Bobsport

Freitag, 31.10.2014

Bob statt Rennauto: Neuland für Speed-Akademiker: Speed-Spektakel am Königssee

Die Förderpiloten der Deutsche Post Speed Academy sind mit Highspeed bestens vertraut. Am Königssee wartete allerdings ein Erlebnis der besonderen Art.

Tausche vier Räder für zwei Kufen: Für die sechs Förderpiloten der Deutsche Post Speed Academy stand ein Geschwindigkeits-Spektakel der besonderen Art auf dem Plan. Im Rahmen eines Workshops hatten die jungen Talente die Gelegenheit, echte Wintersport-Luft zu schnuppern. In der "Deutsche Post Eisarena Königssee" tauschten die Förderkandidaten das gewohnte Rennwagencockpit gegen einen pfeilschnellen Bob ein. Unter der Anleitung erfahrener Profi-Wintersportler wie Manuel Machata, dem Viererbob-Weltmeister von 2011, erkundeten die Speed-Akademiker völliges Neuland.

Vom Anschieben bis zum Abbremsen lernten die Youngsters sämtliche Abläufe des Bobsports kennen. Bei den Trainings der deutschen Bob-Nationalmannschaft am Ufer des Königssees konnten sie den Profis über die Schulter schauen und hilfreiche Eindrücke gewinnen. "Ich habe die Jungs genau beobachtet und viele Gemeinsamkeiten zum Motorsport festgestellt", sagte Maximilian Günther. "Auch im Bobsport ist Teamwork entscheidend. Nur wenn alles perfekt passt, kommt am Ende eine Top-Zeit heraus. Es war faszinierend zu sehen, wie absolut fokussiert die Bobpiloten gerade beim Start zu Werke gingen. Dieses Zusammenspiel hat sich mir besonders eingeprägt."

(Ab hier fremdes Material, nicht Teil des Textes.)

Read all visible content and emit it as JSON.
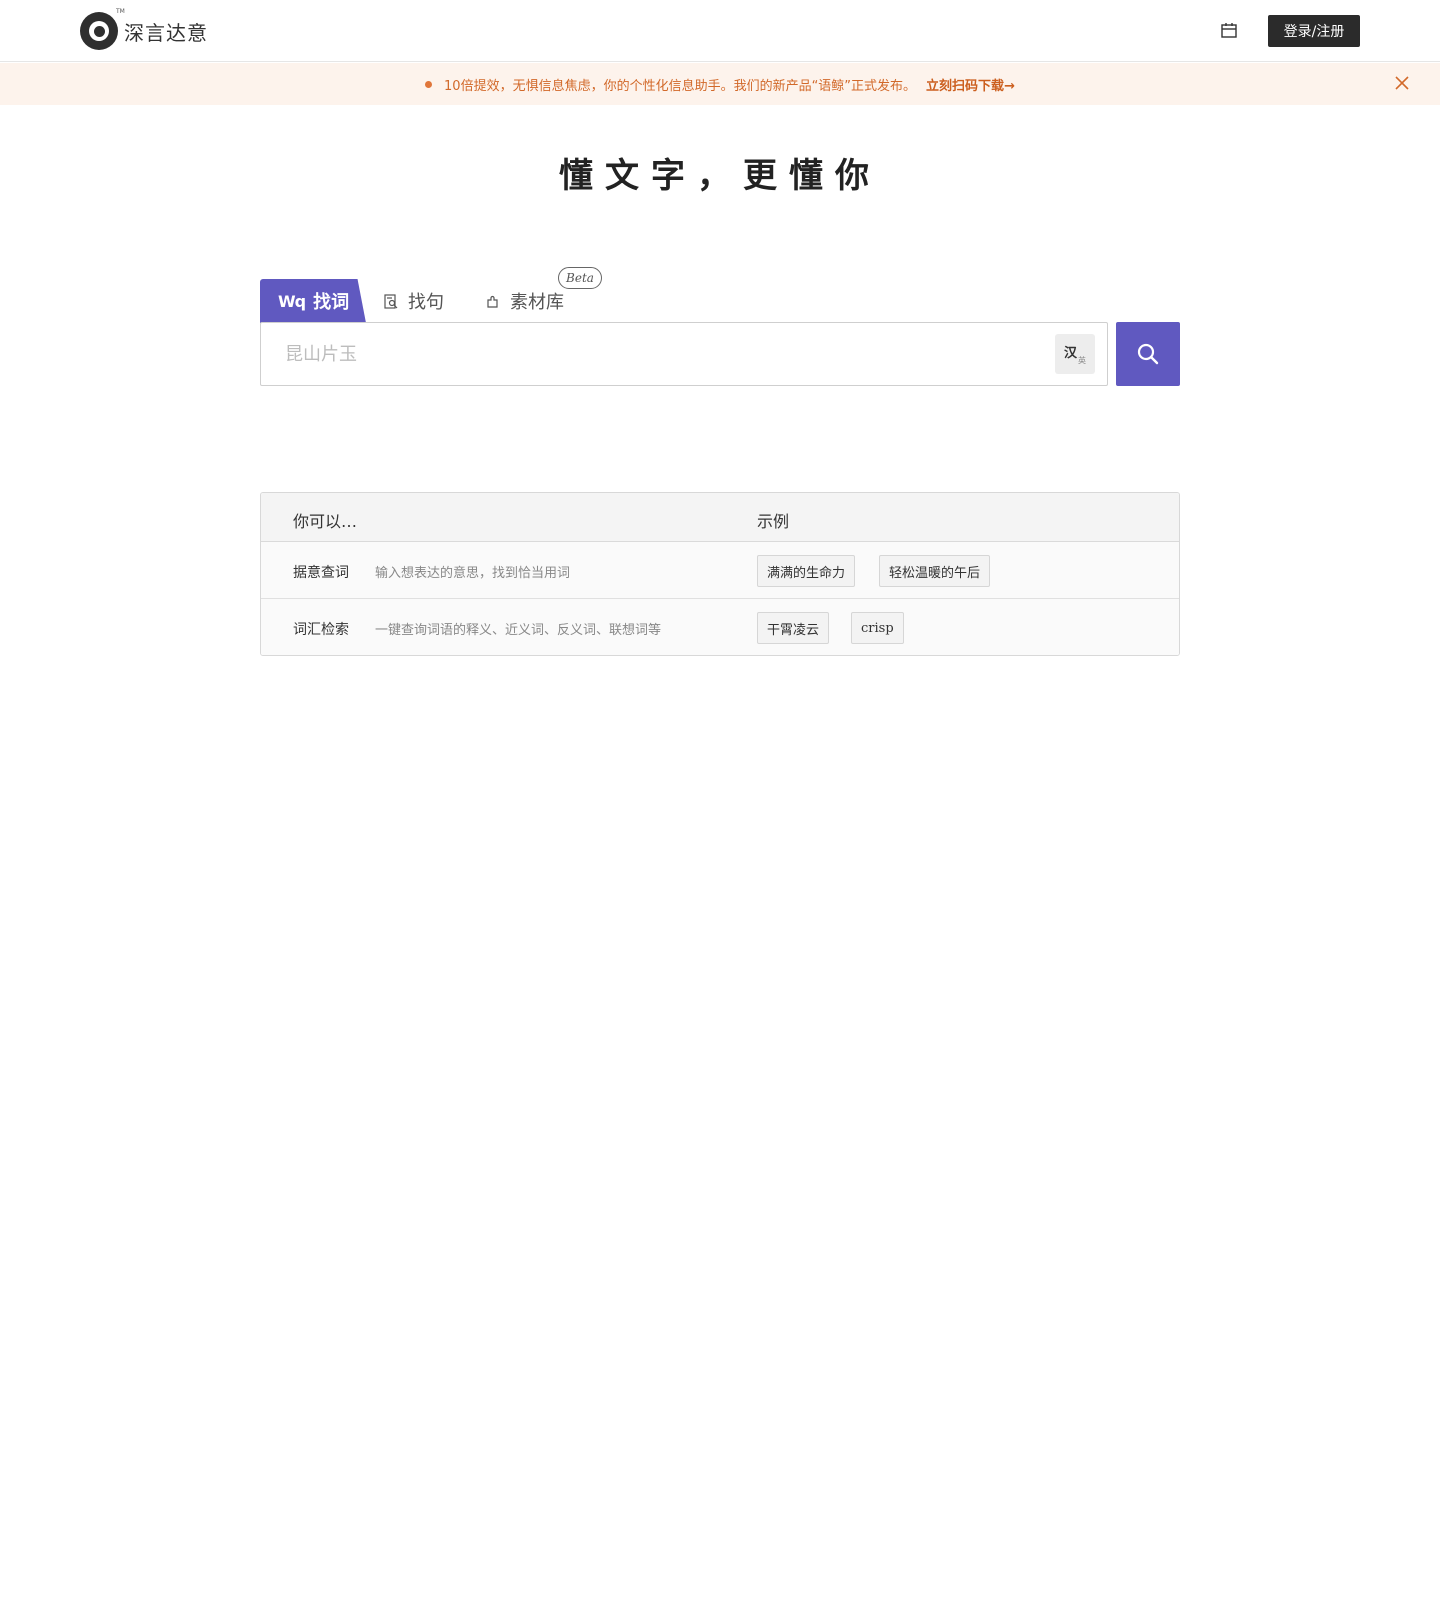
{
  "header": {
    "logo_text": "深言达意",
    "logo_tm": "TM",
    "login_label": "登录/注册"
  },
  "banner": {
    "message": "10倍提效，无惧信息焦虑，你的个性化信息助手。我们的新产品“语鲸”正式发布。",
    "link_label": "立刻扫码下载",
    "link_arrow": "→",
    "accent_color": "#d2692a"
  },
  "slogan": "懂文字，更懂你",
  "tabs": [
    {
      "icon": "Wq",
      "label": "找词",
      "active": true
    },
    {
      "icon": "document-search-icon",
      "label": "找句",
      "active": false
    },
    {
      "icon": "puzzle-icon",
      "label": "素材库",
      "active": false,
      "badge": "Beta"
    }
  ],
  "search": {
    "placeholder": "昆山片玉",
    "lang_primary": "汉",
    "lang_secondary": "英",
    "button_color": "#6059c0"
  },
  "guide": {
    "header_col1": "你可以…",
    "header_col2": "示例",
    "rows": [
      {
        "title": "据意查词",
        "desc": "输入想表达的意思，找到恰当用词",
        "examples": [
          "满满的生命力",
          "轻松温暖的午后"
        ]
      },
      {
        "title": "词汇检索",
        "desc": "一键查询词语的释义、近义词、反义词、联想词等",
        "examples": [
          "干霄凌云",
          "crisp"
        ]
      }
    ]
  }
}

Zuschauen ist schön, selber fahren noch schöner: Marvin Kirchhöfer, Tim Zimmermann und Co. durften zum Abschluss selbst in einen der schwarz-gelben Renn-Bobs steigen. Gemeinsam mit erfahrenen Profisportlern an Bord ging es dann zur schnellen Hatz durch den engen Eiskanal. Zwölf Kurven erwarteten die Motorsport-Nachwuchstalente in der "Deutsche Post Eisarena Königssee", darunter legendäre Passagen wie Schlangengrube, Turbodrom und Echowand. Bei mehr als 120 km/h wirkten Kräfte von bis zu 5 g auf die Speed Academy-Förderpiloten ein.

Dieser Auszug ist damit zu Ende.